Cose di poco conto. Un sgarbo per un turno saltato allo studio medico, le tabelle danneggiate fuori da un esercizio commerciale, un piccolo debito non saldato. E a chi hanno chiesto “giustizia” gli onesti abitanti di Petilia Policastro? Ai carabinieri? Ai magistrati? Neanche per sogno, l’hanno chiesta al capo della tribù locale, Vincenzo Comberiati, e a sua figlio Nicola, coloro i quali avevano potere assoluto per dirimere liti condominiali e controversie familiari. All’antica. Sono loro la legge nel paese calabro, presunti capi della ’ndrangheta visto che ancora non hanno sulle spalle condanne definitive, ma sicuramente i soli che hanno l’ultima parola sulle vite degli altri.
La “lezione”
Dagli atti di un’inchiesta della direzione distrettuale di Catanzaro – quella di Nicola Gratteri – affiorano i dettagli di alcune vicende che portano i magistrati a scrivere: «Si tratta della rappresentazione più chiara del fatto che Comberiati svolga le funzioni di alternativa allo stato». Segue un’intercettazione ambientale dove un commerciante rassicura i boss («non ho denunciato nessuno») per il problema delle insegne sempre rotte del suo negozio. Per lui sono più affidabili delle forze dell’ordine.

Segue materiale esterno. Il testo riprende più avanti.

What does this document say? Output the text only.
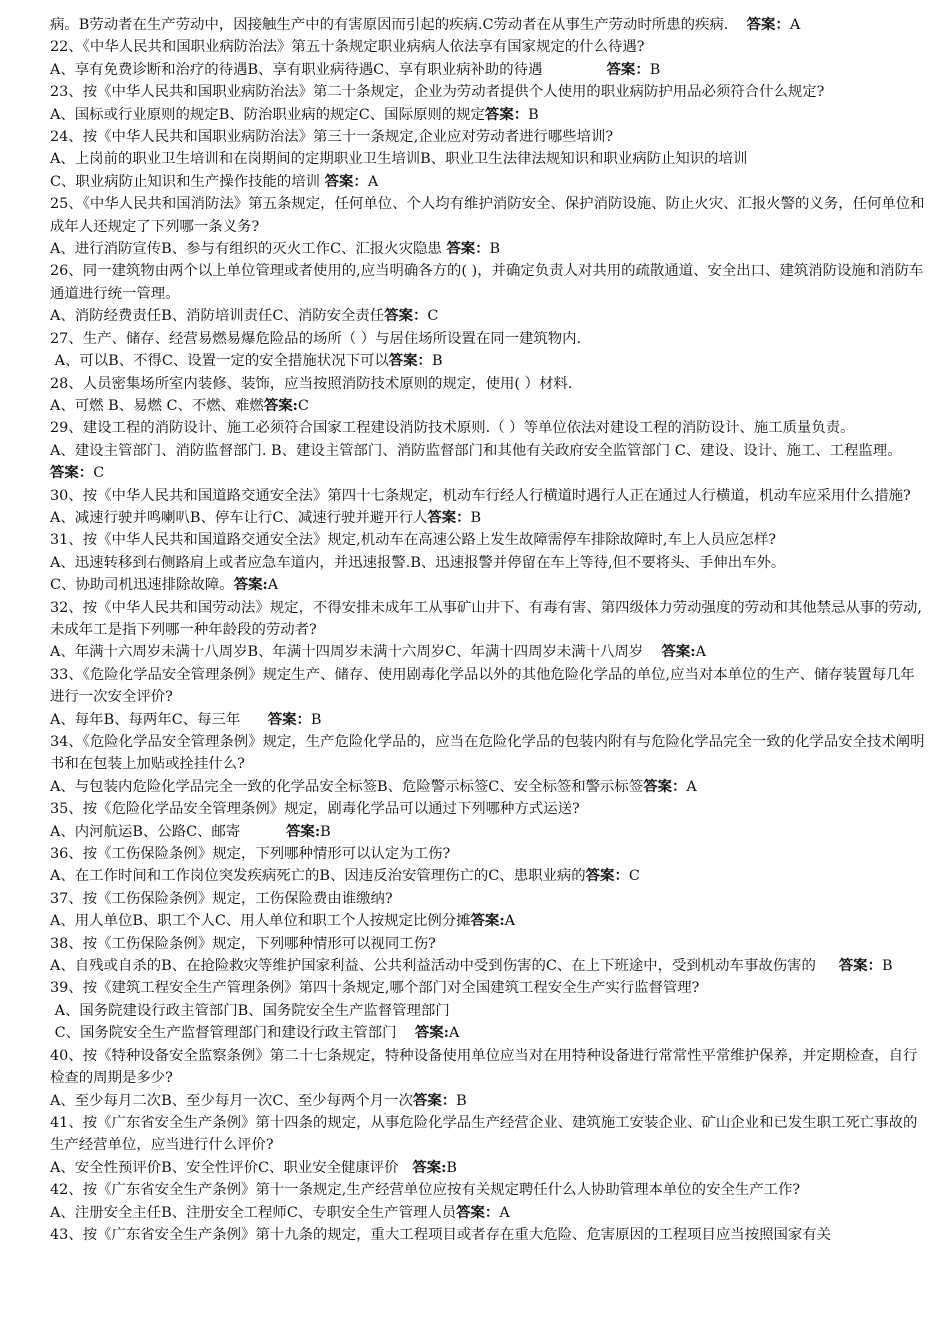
病。B劳动者在生产劳动中，因接触生产中的有害原因而引起的疾病.C劳动者在从事生产劳动时所患的疾病.    答案：A

22、《中华人民共和国职业病防治法》第五十条规定职业病病人依法享有国家规定的什么待遇?

A、享有免费诊断和治疗的待遇B、享有职业病待遇C、享有职业病补助的待遇              答案：B

23、按《中华人民共和国职业病防治法》第二十条规定，企业为劳动者提供个人使用的职业病防护用品必须符合什么规定?

A、国标或行业原则的规定B、防治职业病的规定C、国际原则的规定答案：B

24、按《中华人民共和国职业病防治法》第三十一条规定,企业应对劳动者进行哪些培训?

A、上岗前的职业卫生培训和在岗期间的定期职业卫生培训B、职业卫生法律法规知识和职业病防止知识的培训

C、职业病防止知识和生产操作技能的培训 答案：A

25、《中华人民共和国消防法》第五条规定，任何单位、个人均有维护消防安全、保护消防设施、防止火灾、汇报火警的义务，任何单位和成年人还规定了下列哪一条义务?

A、进行消防宣传B、参与有组织的灭火工作C、汇报火灾隐患 答案：B

26、同一建筑物由两个以上单位管理或者使用的,应当明确各方的( )，并确定负责人对共用的疏散通道、安全出口、建筑消防设施和消防车通道进行统一管理。

A、消防经费责任B、消防培训责任C、消防安全责任答案：C

27、生产、储存、经营易燃易爆危险品的场所（ ）与居住场所设置在同一建筑物内.

A、可以B、不得C、设置一定的安全措施状况下可以答案：B

28、人员密集场所室内装修、装饰，应当按照消防技术原则的规定，使用( ）材料.

A、可燃 B、易燃 C、不燃、难燃答案:C

29、建设工程的消防设计、施工必须符合国家工程建设消防技术原则.（ ）等单位依法对建设工程的消防设计、施工质量负责。

A、建设主管部门、消防监督部门. B、建设主管部门、消防监督部门和其他有关政府安全监管部门 C、建设、设计、施工、工程监理。       答案：C

30、按《中华人民共和国道路交通安全法》第四十七条规定，机动车行经人行横道时遇行人正在通过人行横道，机动车应采用什么措施?

A、减速行驶并鸣喇叭B、停车让行C、减速行驶并避开行人答案：B

31、按《中华人民共和国道路交通安全法》规定,机动车在高速公路上发生故障需停车排除故障时,车上人员应怎样?

A、迅速转移到右侧路肩上或者应急车道内，并迅速报警.B、迅速报警并停留在车上等待,但不要将头、手伸出车外。

C、协助司机迅速排除故障。答案:A

32、按《中华人民共和国劳动法》规定，不得安排未成年工从事矿山井下、有毒有害、第四级体力劳动强度的劳动和其他禁忌从事的劳动,未成年工是指下列哪一种年龄段的劳动者?

A、年满十六周岁未满十八周岁B、年满十四周岁未满十六周岁C、年满十四周岁未满十八周岁    答案:A

33、《危险化学品安全管理条例》规定生产、储存、使用剧毒化学品以外的其他危险化学品的单位,应当对本单位的生产、储存装置每几年进行一次安全评价?

A、每年B、每两年C、每三年      答案：B

34、《危险化学品安全管理条例》规定，生产危险化学品的，应当在危险化学品的包装内附有与危险化学品完全一致的化学品安全技术阐明书和在包装上加贴或拴挂什么?

A、与包装内危险化学品完全一致的化学品安全标签B、危险警示标签C、安全标签和警示标签答案：A

35、按《危险化学品安全管理条例》规定，剧毒化学品可以通过下列哪种方式运送?

A、内河航运B、公路C、邮寄          答案:B

36、按《工伤保险条例》规定，下列哪种情形可以认定为工伤?

A、在工作时间和工作岗位突发疾病死亡的B、因违反治安管理伤亡的C、患职业病的答案：C

37、按《工伤保险条例》规定，工伤保险费由谁缴纳?

A、用人单位B、职工个人C、用人单位和职工个人按规定比例分摊答案:A

38、按《工伤保险条例》规定，下列哪种情形可以视同工伤?

A、自残或自杀的B、在抢险救灾等维护国家利益、公共利益活动中受到伤害的C、在上下班途中，受到机动车事故伤害的     答案：B

39、按《建筑工程安全生产管理条例》第四十条规定,哪个部门对全国建筑工程安全生产实行监督管理?

A、国务院建设行政主管部门B、国务院安全生产监督管理部门

C、国务院安全生产监督管理部门和建设行政主管部门    答案:A

40、按《特种设备安全监察条例》第二十七条规定，特种设备使用单位应当对在用特种设备进行常常性平常维护保养，并定期检查，自行检查的周期是多少?

A、至少每月二次B、至少每月一次C、至少每两个月一次答案：B

41、按《广东省安全生产条例》第十四条的规定，从事危险化学品生产经营企业、建筑施工安装企业、矿山企业和已发生职工死亡事故的生产经营单位，应当进行什么评价?

A、安全性预评价B、安全性评价C、职业安全健康评价   答案:B

42、按《广东省安全生产条例》第十一条规定,生产经营单位应按有关规定聘任什么人协助管理本单位的安全生产工作?

A、注册安全主任B、注册安全工程师C、专职安全生产管理人员答案：A

43、按《广东省安全生产条例》第十九条的规定，重大工程项目或者存在重大危险、危害原因的工程项目应当按照国家有关
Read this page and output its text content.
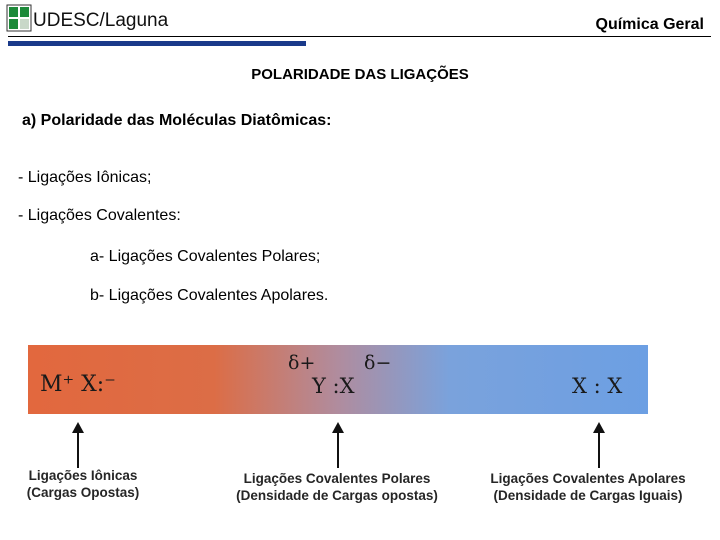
UDESC/Laguna	Química Geral
POLARIDADE DAS LIGAÇÕES
a) Polaridade das Moléculas Diatômicas:
- Ligações Iônicas;
- Ligações Covalentes:
a- Ligações Covalentes Polares;
b- Ligações Covalentes Apolares.
M⁺ X:⁻
δ+	δ−
Y :X	X : X
Ligações Iônicas
(Cargas Opostas)
Ligações Covalentes Polares
(Densidade de Cargas opostas)
Ligações Covalentes Apolares
(Densidade de Cargas Iguais)
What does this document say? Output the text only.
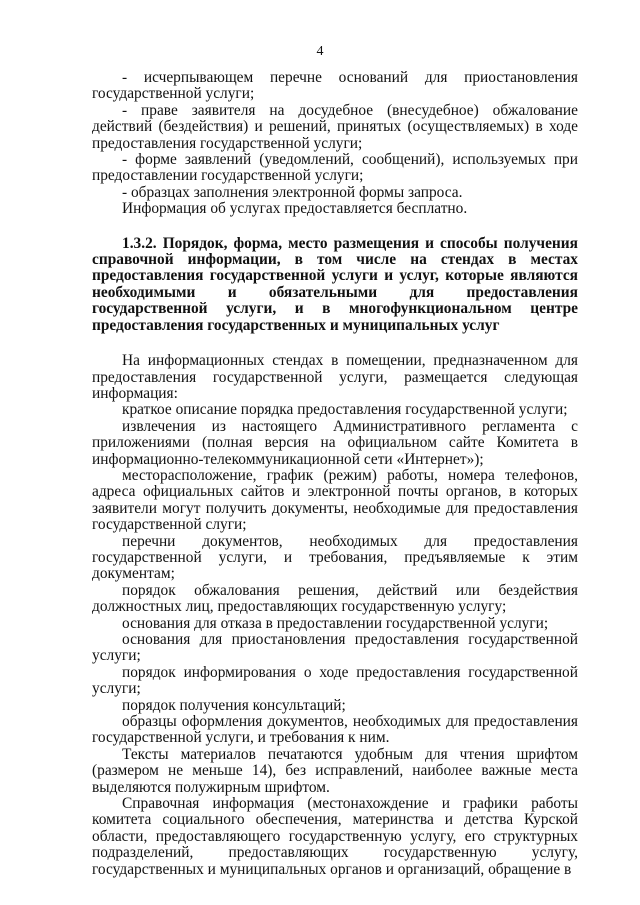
4

- исчерпывающем перечне оснований для приостановления государственной услуги;

- праве заявителя на досудебное (внесудебное) обжалование действий (бездействия) и решений, принятых (осуществляемых) в ходе предоставления государственной услуги;

- форме заявлений (уведомлений, сообщений), используемых при предоставлении государственной услуги;

- образцах заполнения электронной формы запроса.

Информация об услугах предоставляется бесплатно.

1.3.2. Порядок, форма, место размещения и способы получения справочной информации, в том числе на стендах в местах предоставления государственной услуги и услуг, которые являются необходимыми и обязательными для предоставления государственной услуги, и в многофункциональном центре предоставления государственных и муниципальных услуг

На информационных стендах в помещении, предназначенном для предоставления государственной услуги, размещается следующая информация:

краткое описание порядка предоставления государственной услуги;

извлечения из настоящего Административного регламента с приложениями (полная версия на официальном сайте Комитета в информационно-телекоммуникационной сети «Интернет»);

месторасположение, график (режим) работы, номера телефонов, адреса официальных сайтов и электронной почты органов, в которых заявители могут получить документы, необходимые для предоставления государственной слуги;

перечни документов, необходимых для предоставления государственной услуги, и требования, предъявляемые к этим документам;

порядок обжалования решения, действий или бездействия должностных лиц, предоставляющих государственную услугу;

основания для отказа в предоставлении государственной услуги;

основания для приостановления предоставления государственной услуги;

порядок информирования о ходе предоставления государственной услуги;

порядок получения консультаций;

образцы оформления документов, необходимых для предоставления государственной услуги, и требования к ним.

Тексты материалов печатаются удобным для чтения шрифтом (размером не меньше 14), без исправлений, наиболее важные места выделяются полужирным шрифтом.

Справочная информация (местонахождение и графики работы комитета социального обеспечения, материнства и детства Курской области, предоставляющего государственную услугу, его структурных подразделений, предоставляющих государственную услугу, государственных и муниципальных органов и организаций, обращение в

Una mentalità molto diffusa in quella comunità del crotonese. C’è persino chi ha preteso una “lezione” per un marito che aveva redarguito la moglie colpevole di avere scavalcato altre pazienti in un ambulatorio, c’è il titolare di un’azienda di vini che lamenta un credito da un ristoratore, c’è anche un fratello che ha dissapori con la sorella per la gestione di una clinica. Tutti ai piedi dei Comberiati, giudici supremi a Petilia Policastro.
Il paese è quello di Lea Garofalo, la testimone che ha svelato i segreti del clan Cosco e che poi è stata strangolata dal suo ex compagno dopo una tormentata collaborazione. ’Ndrangheta classica, di vecchio stampo, controllo asfissiante del territorio, tradizione, famiglia e tutte le balle a a condimento sul “rispetto” e sull’”onore”, collante che di frequente, nelle terre in fondo all’Italia tiene ancora insieme i mafiosi e gli altri, creando complicità o promiscuità anche di pensiero difficilmente estirpabili con retate e inchieste giudiziarie.
Non conosciamo Petilia Policastro, ma quell’atteggiamento manifestato dai “clienti” dei Comberiati penso che, in certe zone della Calabria, sia ancora molto di moda. Come d’altronde lo era e in parte lo è pure in Sicilia.
Un caso famoso
Sulla giustizia amministrata dalla mafia c’è un caso palermitano che si racconta ancora dopo quasi cinquant’anni. Era il 1976 e una bellissima ballerina ceca, Lina Kottova, si esibiva ogni sera al Mirage, il night club più esclusivo della città. Un giorno Lina era andata a fare una passeggiata alla Cala, quartiere popolare. E uno scippatore aveva provato a portarle via la borsa. Lei aveva reagito e lui, per rabbia, le aveva sfregiato il viso con un coltello.
Le pigrizie investigative hanno fatto il resto. E nel resto è stato risucchiato un connazionale di Lina, Jiri Laski, che è stato arrestato. Dicevano che era follemente innamorato di Lina e che era gelosissimo, Jiri si protestava innocente ma era stato rinchiuso nel carcere dell’Ucciardone. Qualche settimana dopo lo sfregio al viso della ballerina una telefonata anonima arrivava alla redazione dell’agenzia Ansa, annunciando una «sorpresa» nel cassonetto dei rifiuti lungo una strada al centro di Palermo. Dentro c’era un ragazzo di sedici anni affondato nei sacchi d’immondizia, al collo ha appeso un cartello: «Io sono quello che ha tagliato la faccia alla turista. E questo serva da monito ai vermi che come me gettano fango sulla Sicilia».
In un solo colpo la mafia aveva trovato il colpevole che la polizia non aveva mai cercato, l’aveva punito e contemporaneamente aveva fatto uscire dal carcere un innocente. I miti, ieri come oggi, si creano così.